B. Prejudgment Interest
The determination of whether to award prejudgment interest in a Title VII case is committed to the sound discretion of the district court. See Robinson, 982 F.2d at 897. Generally, a court of appeals will not overturn the district court‘s determination of the appropriateness of a prejudgment interest award absent an abuse of discretion. See Gelof v. Papineau, 829 F.2d 452, 456 (3d Cir. 1987); see also Hadley v. VAM P T S, 44 F.3d 372, 376 (5th Cir. 1995). The district court is deemed to have abused its discretion only when the reviewing court is firmly convinced that a mistake has been made. See Shore v. Federal Express Corp., 42 F.3d 373, 380 (6th Cir. 1994).
Here, the district court denied Plaintiff‘s motion for prejudgment interest.
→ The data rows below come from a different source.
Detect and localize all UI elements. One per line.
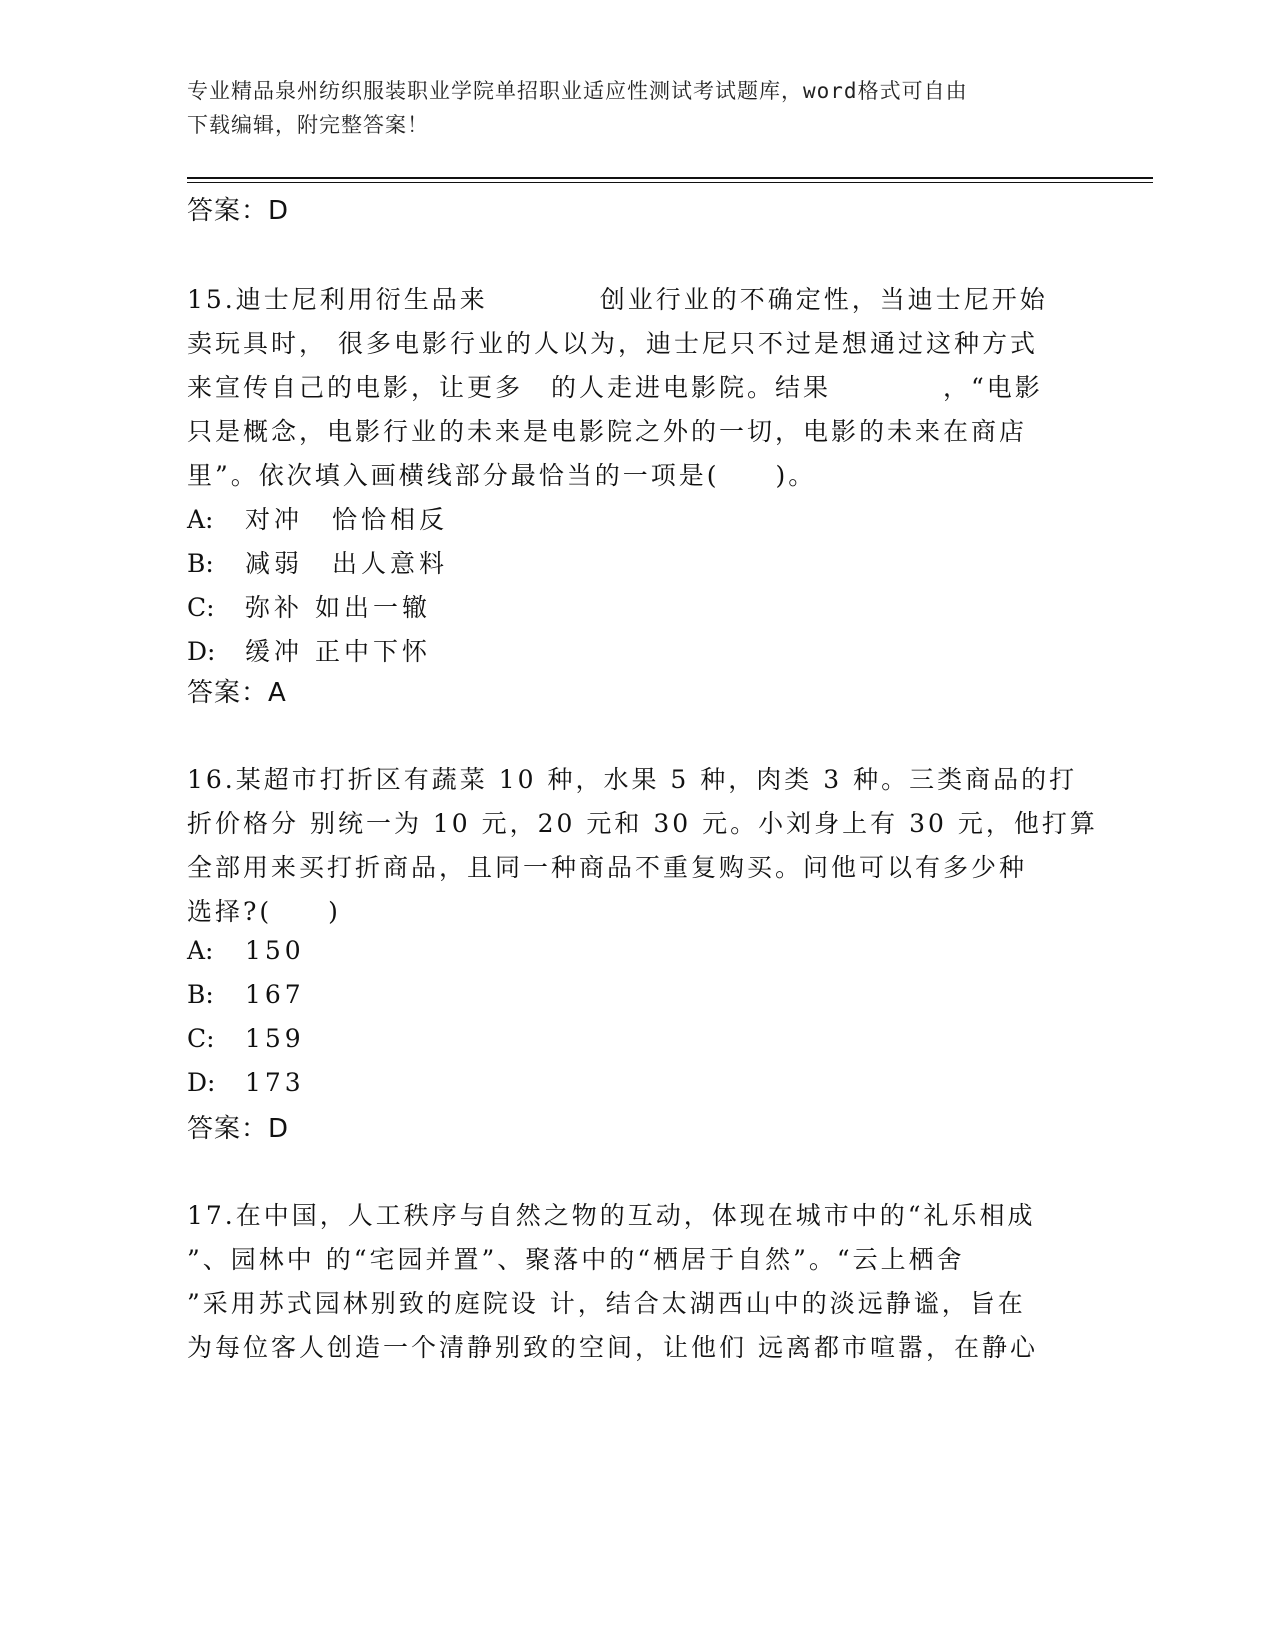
q16-option-c: C: 159 (187, 1024, 305, 1053)
q15-text-line: 来宣传自己的电影，让更多 的人走进电影院。结果 ，“电影 (187, 373, 1043, 402)
q15-text-line: 只是概念，电影行业的未来是电影院之外的一切，电影的未来在商店 (187, 417, 1028, 446)
q15-option-c: C: 弥补 如出一辙 (187, 593, 431, 622)
q16-text-line: 选择?( ) (187, 897, 341, 926)
q15-answer: 答案：A (187, 678, 287, 708)
header-divider (187, 177, 1153, 179)
q16-option-a: A: 150 (187, 936, 305, 965)
q15-text-line: 卖玩具时， 很多电影行业的人以为，迪士尼只不过是想通过这种方式 (187, 329, 1038, 358)
q17-text-line: ”、园林中 的“宅园并置”、聚落中的“栖居于自然”。“云上栖舍 (187, 1245, 965, 1274)
page-header (187, 74, 1087, 142)
answer-previous: 答案：D (187, 196, 290, 226)
q15-text-line: 15.迪士尼利用衍生品来 创业行业的不确定性，当迪士尼开始 (187, 285, 1048, 314)
q15-text-line: 里”。依次填入画横线部分最恰当的一项是( )。 (187, 461, 817, 490)
header-line-2: 下载编辑，附完整答案！ (187, 113, 429, 137)
q16-option-b: B: 167 (187, 980, 305, 1009)
q17-text-line: 为每位客人创造一个清静别致的空间，让他们 远离都市喧嚣，在静心 (187, 1333, 1038, 1362)
header-line-1: 专业精品泉州纺织服装职业学院单招职业适应性测试考试题库，word格式可自由 (187, 79, 968, 103)
q16-answer: 答案：D (187, 1114, 290, 1144)
q16-option-d: D: 173 (187, 1068, 305, 1097)
q16-text-line: 16.某超市打折区有蔬菜 10 种，水果 5 种，肉类 3 种。三类商品的打 (187, 765, 1078, 794)
q16-text-line: 折价格分 别统一为 10 元，20 元和 30 元。小刘身上有 30 元，他打算 (187, 809, 1098, 838)
q17-text-line: 17.在中国，人工秩序与自然之物的互动，体现在城市中的“礼乐相成 (187, 1201, 1036, 1230)
q15-option-b: B: 减弱 出人意料 (187, 549, 449, 578)
q15-option-d: D: 缓冲 正中下怀 (187, 637, 431, 666)
q15-option-a: A: 对冲 恰恰相反 (187, 505, 449, 534)
q17-text-line: ”采用苏式园林别致的庭院设 计，结合太湖西山中的淡远静谧，旨在 (187, 1289, 1026, 1318)
q16-text-line: 全部用来买打折商品，且同一种商品不重复购买。问他可以有多少种 (187, 853, 1028, 882)
header-divider-thin (187, 182, 1153, 183)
In its order the district court recited in relevant part:
IT IS ORDERED that the motion be and hereby is denied for the following reasons:
....
2. Interest on the back-pay and damage calculations is not appropriate in this case due to the conduct of plaintiff following [Defendant‘s] illegal employment decision ...;
3. The conduct of plaintiff contributed to an inflated claim for back-pay and therefore the equities do not weigh in favor of awarding pre-judgment interest on the damage award;
4. Plaintiff did not suffer from the loss of the use of funds during the relevant period; and
5. The award of back-pay and the damage calculations are fair, reasonable and appropriate under the circumstances, without more.
Plaintiff‘s Br. at 28-29. Although the district court is not specific, the parties agree that the “conduct” referred to by the district court is Plaintiff‘s failure to mitigate damages. See id. at 19; Defendant‘s Br. at 15.
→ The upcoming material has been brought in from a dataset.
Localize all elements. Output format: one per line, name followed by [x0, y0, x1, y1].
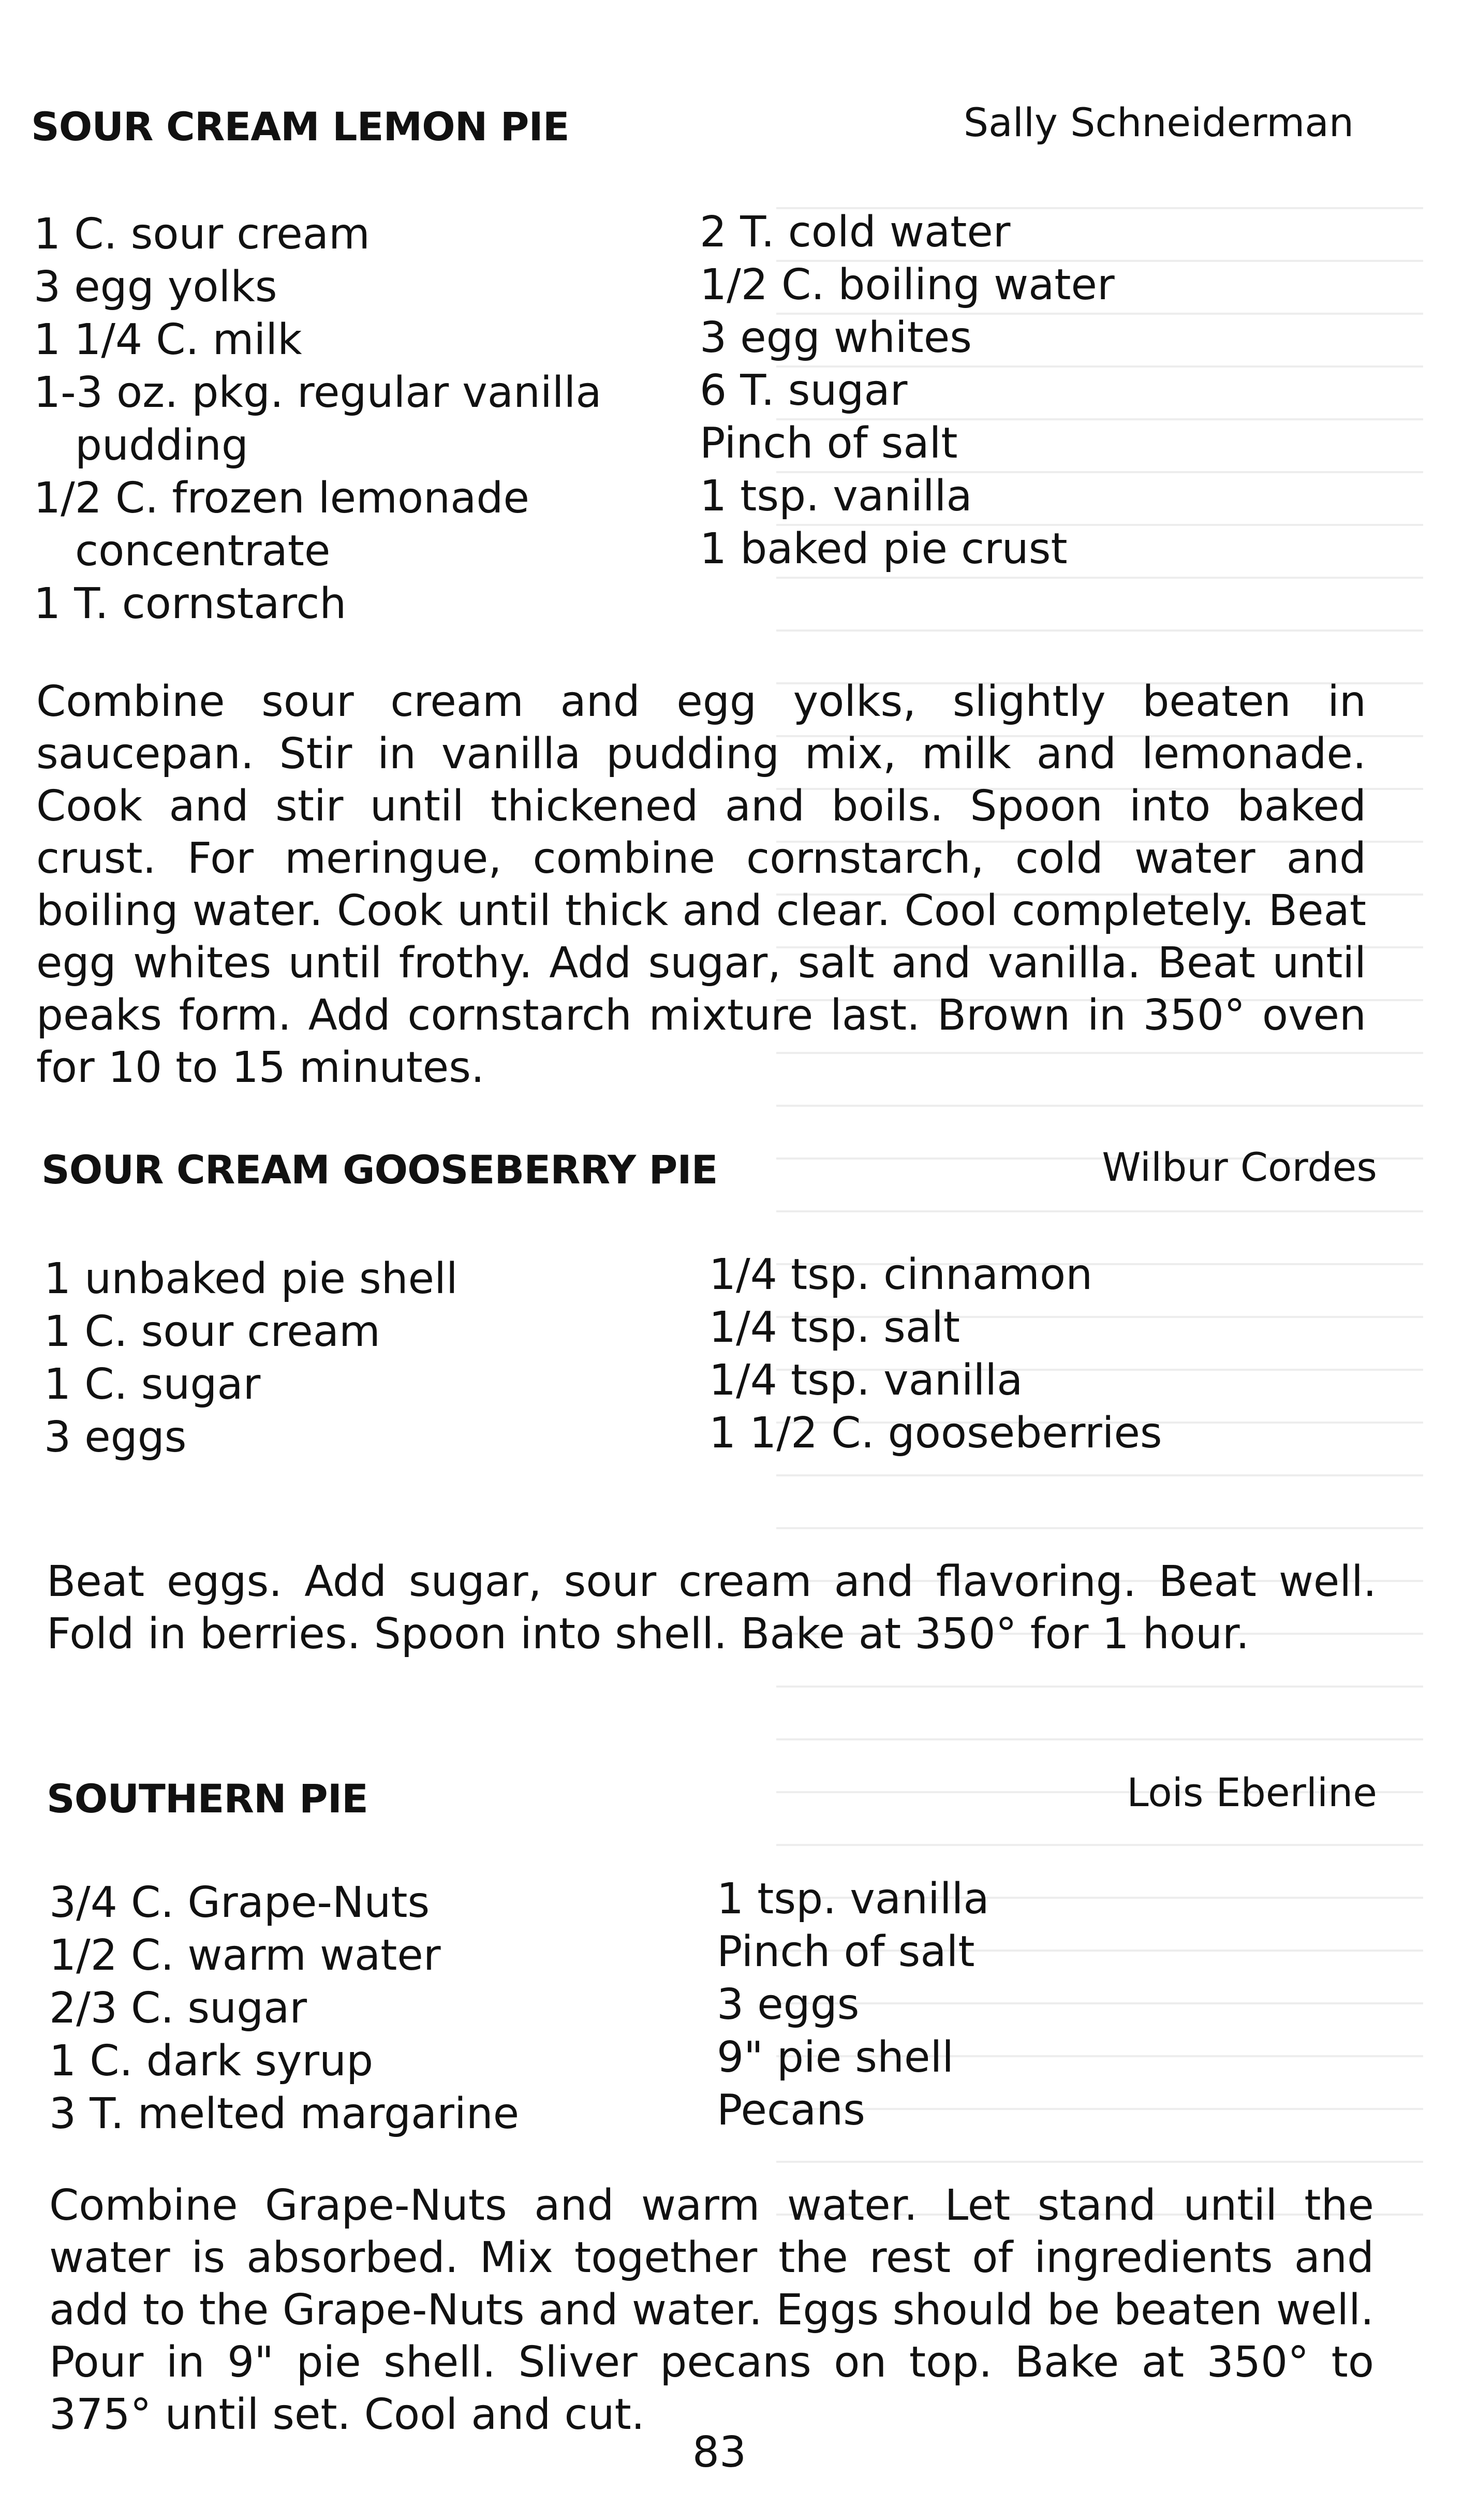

Title VII authorizes prejudgment interest as part of the back pay remedy in actions against private employers. See Loeffler, 486 U.S. at 557. As with the back pay award, prejudgment interest helps to make victims of discrimination whole. See Green v. USX Corp., 843 F.2d 1511, 1530 (3d Cir. 1988). The award of prejudgment interest is compensatory in nature; it serves to compensate a plaintiff for the loss of the use of money that the plaintiff otherwise would have earned had he not been unjustly discharged. See Chandler v. Bombardier Capital, Inc., 44 F.3d 80, 83 (2d Cir. 1994); Berndt v. Kaiser Aluminum & Chemical Sales, Inc., 789 F.2d 253, 259 (3d Cir. 1986).
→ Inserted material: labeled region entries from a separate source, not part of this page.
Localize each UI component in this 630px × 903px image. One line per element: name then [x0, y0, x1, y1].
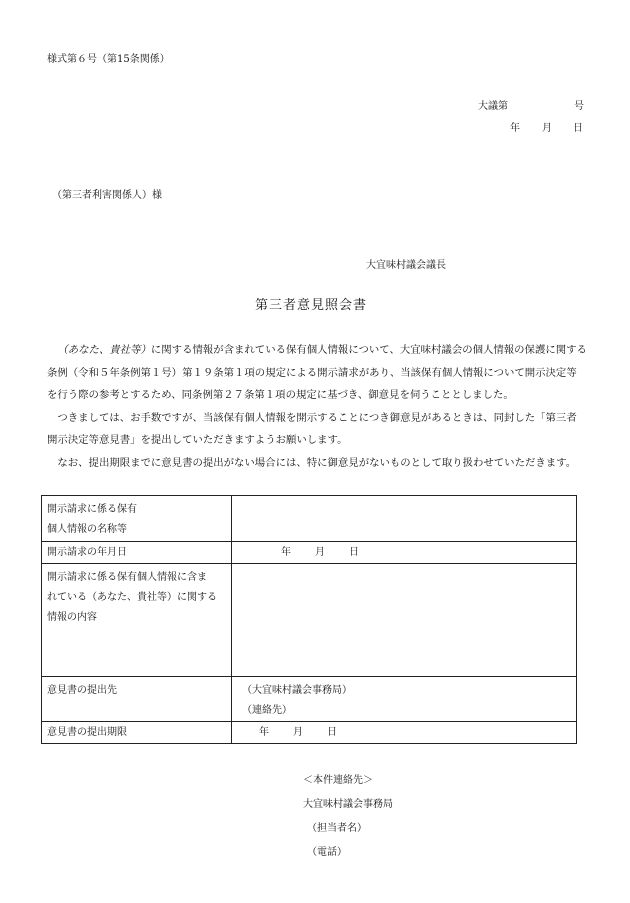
- paragraph-1-rest: に関する情報が含まれている保有個人情報について、大宜味村議会の個人情報の保護に関する条例（令和５年条例第１号）第１９条第１項の規定による開示請求があり、当該保有個人情報について開示決定等を行う際の参考とするため、同条例第２７条第１項の規定に基づき、御意見を伺うこととしました。: [47, 344, 587, 401]
- paragraph-1-italic: （あなた、貴社等）: [57, 344, 151, 356]
- table-label-cell: [42, 496, 232, 542]
- contact-person: （担当者名）: [307, 823, 367, 834]
- row1-label-line1: 開示請求に係る保有: [47, 504, 137, 515]
- recipient: （第三者利害関係人）様: [52, 190, 162, 201]
- date-month: 月: [542, 123, 552, 134]
- contact-phone: （電話）: [307, 847, 347, 858]
- row1-label-line2: 個人情報の名称等: [47, 524, 127, 535]
- row4-value-line2: （連絡先）: [242, 705, 292, 716]
- table-row: [42, 677, 577, 722]
- row1-value-cell: [232, 496, 577, 542]
- doc-number-suffix: 号: [574, 101, 584, 112]
- row5-value-cell: [232, 722, 577, 744]
- page-title: 第三者意見照会書: [255, 298, 368, 313]
- row5-label: 意見書の提出期限: [42, 722, 232, 744]
- paragraph-3: なお、提出期限までに意見書の提出がない場合には、特に御意見がないものとして取り扱わせていただきます。: [57, 456, 577, 469]
- row5-day: 日: [327, 727, 337, 738]
- doc-number-prefix: 大議第: [478, 101, 508, 112]
- form-number: 様式第６号（第15条関係）: [47, 54, 170, 65]
- paragraph-2: つきましては、お手数ですが、当該保有個人情報を開示することにつき御意見があるときは、同封した「第三者開示決定等意見書」を提出していただきますようお願いします。: [47, 411, 577, 446]
- date-year: 年: [510, 123, 520, 134]
- contact-heading: ＜本件連絡先＞: [303, 775, 373, 786]
- row2-day: 日: [349, 547, 359, 558]
- row3-label-line1: 開示請求に係る保有個人情報に含ま: [47, 572, 207, 583]
- row3-label-line2: れている（あなた、貴社等）に関する: [47, 592, 217, 603]
- body-text: [47, 339, 587, 474]
- table-row: [42, 722, 577, 744]
- row3-label-line3: 情報の内容: [47, 612, 97, 623]
- row2-month: 月: [315, 547, 325, 558]
- row2-value-cell: [232, 542, 577, 564]
- row5-year: 年: [259, 727, 269, 738]
- date-day: 日: [573, 123, 583, 134]
- row2-label: 開示請求の年月日: [42, 542, 232, 564]
- row4-value-cell: [232, 677, 577, 722]
- table-row: [42, 542, 577, 564]
- table-row: [42, 564, 577, 677]
- paragraph-1: [47, 339, 587, 407]
- row2-year: 年: [281, 547, 291, 558]
- row5-month: 月: [293, 727, 303, 738]
- info-table: [41, 495, 577, 744]
- row4-value-line1: （大宜味村議会事務局）: [242, 685, 352, 696]
- contact-office: 大宜味村議会事務局: [303, 799, 393, 810]
- table-label-cell: [42, 564, 232, 677]
- row3-value-cell: [232, 564, 577, 677]
- table-row: [42, 496, 577, 542]
- sender: 大宜味村議会議長: [366, 260, 446, 271]
- row4-label: 意見書の提出先: [42, 677, 232, 722]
This court has stated, “To fulfill this [make-whole] purpose, prejudgment interest should be ‘given in response to considerations of fairness [and] denied when its exaction would be inequitable.‘” Green, 843 F.2d at 1531 n. 16 (quoting Board of Comm‘rs of Jackson County v. United States, 308 U.S. 343, 352 (1939)). This language has been interpreted as supporting a strong presumption in favor of awarding prejudgment interest, except where the award would result in “unusual inequities.” See id.; Brock v. Richardson, 812 F.2d 121, 127 (3d Cir. 1987); see also Barbour v. Merrill, 48 F.3d 1270, 1279 (D.C. Cir. 1995). Accordingly, a district court may exercise its discretion to depart from this presumption only when it provides a justification that reasonably supports the departure.
We agree with those courts that have held that a plaintiff‘s failure to mitigate damages, alone, is insufficient to overcome the presumption in favor of a prejudgment interest award. See, e.g., Hutchison, 42 F.3d at 1047-48; Donnelly v. Yellow Freight Sys., Inc., 874 F.2d 402, 411 (7th Cir. 1989). First, Plaintiff‘s reduced back pay award reflects his failure to mitigate damages. Second, even had Plaintiff met his duty to mitigate losses, he would not be made whole absent an award of some back pay. Because Plaintiff was entitled to some back pay as a result of his unlawful termination, under the present circumstances he is entitled to prejudgment interest for the loss of the use of the amount included in the back pay award.
We find, therefore, that the district court‘s conclusion was not consistent with a sound exercise of discretion.
III. CONCLUSION
For the foregoing reasons, we will affirm the August 8, 1994 order of the district court awarding Plaintiff certain back pay. We will reverse the August 22, 1994 order of the district court denying Plaintiff‘s request for prejudgment interest on the back pay award and direct the entry of an appropriate amount.